It has been said that I am sometimes self-destructive in my honesty. (My boss recently advised me to remove a description of only a partial achievement of a goal from my annual review.) I do think honesty and transparency are important. However, I am quite sure I still harbour as many dark secrets as most.
That said, I do believe there is benefit in admitting when you’re wrong, or at least admitting you’re no longer quite so sure you’re right. Especially when you take a stance in a public forum such as Twitter or a blog. In a comment recently, I made reference to Doug Christie, a lawyer who recently died in BC. At the time, I’d only just recently heard of him (I’m still learning to be a proper Canadian), and my information was based solely on an interview he gave to the CBC that I’d heard shortly before his demise. In the interview he stated “Free speech is the one thing you have to give to your worst enemy if you want to keep it for yourself.”
This struck a chord, and my “support the under-dog” genes kicked in. I am often prepared to support a stance I don’t personally agree with merely to ensure a fair airing of all views and a level playing field for discussion. However, since then, I came across this article in The Tyee: The Tyee – Doug Christie: The Unauthorized Obituary. In it a case is made by Tom Hawthorn that Mr Christie was actually quite adept at suppressing free speech when it didn’t suit his own goals, and that perhaps his personal views were more aligned with the extremists he’d defended than he’d indicated in the CBC interview. The article basically says that many (self included obviously) had taken this “free speech” element from the CBC interview and spread it to the 4 internet winds… without knowing the background and alleged hypocrisy of Mr Christie.
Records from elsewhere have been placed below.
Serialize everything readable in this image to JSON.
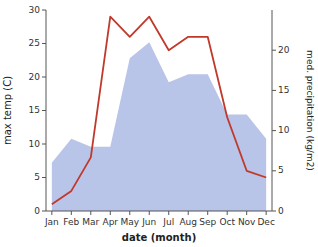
{
  "chart_data": {
    "type": "line",
    "categories": [
      "Jan",
      "Feb",
      "Mar",
      "Apr",
      "May",
      "Jun",
      "Jul",
      "Aug",
      "Sep",
      "Oct",
      "Nov",
      "Dec"
    ],
    "series": [
      {
        "name": "precip",
        "type": "area",
        "axis": "y2",
        "color": "#b8c4e8",
        "values": [
          6,
          9,
          8,
          8,
          19,
          21,
          16,
          17,
          17,
          12,
          12,
          9
        ]
      },
      {
        "name": "temp",
        "type": "line",
        "color": "#c0392b",
        "values": [
          1,
          3,
          8,
          29,
          26,
          29,
          24,
          26,
          26,
          14,
          6,
          5
        ]
      }
    ],
    "xlabel": "date (month)",
    "ylabel": "max temp (C)",
    "y2label": "med. precipitation (kg/m2)",
    "ylim": [
      0,
      30
    ],
    "yticks": [
      0,
      5,
      10,
      15,
      20,
      25,
      30
    ],
    "y2lim": [
      0,
      25
    ],
    "y2ticks": [
      0,
      5,
      10,
      15,
      20
    ],
    "grid": false
  }
}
So, not wishing to be seen to only share half a story, I offer you the above link to the Tyee to at least obtain another perspective. As I mentioned – I’d never heard of the guy prior to the CBC interview, so claim no information or personal agenda beyond those two data points. I merely meant to use the reference as an example of supporting a principle not always being personally beneficial, and that its ramifications could include supporting someone whose view you fervently do not support.
However, hypocrisy (though I’m quite sure I entertain it in myself) is never worthy of support. I leave it to you to make your own decisions regarding Mr Christie… and perhaps lend me some better examples of a principled stance in support of another person that is perhaps self-harming.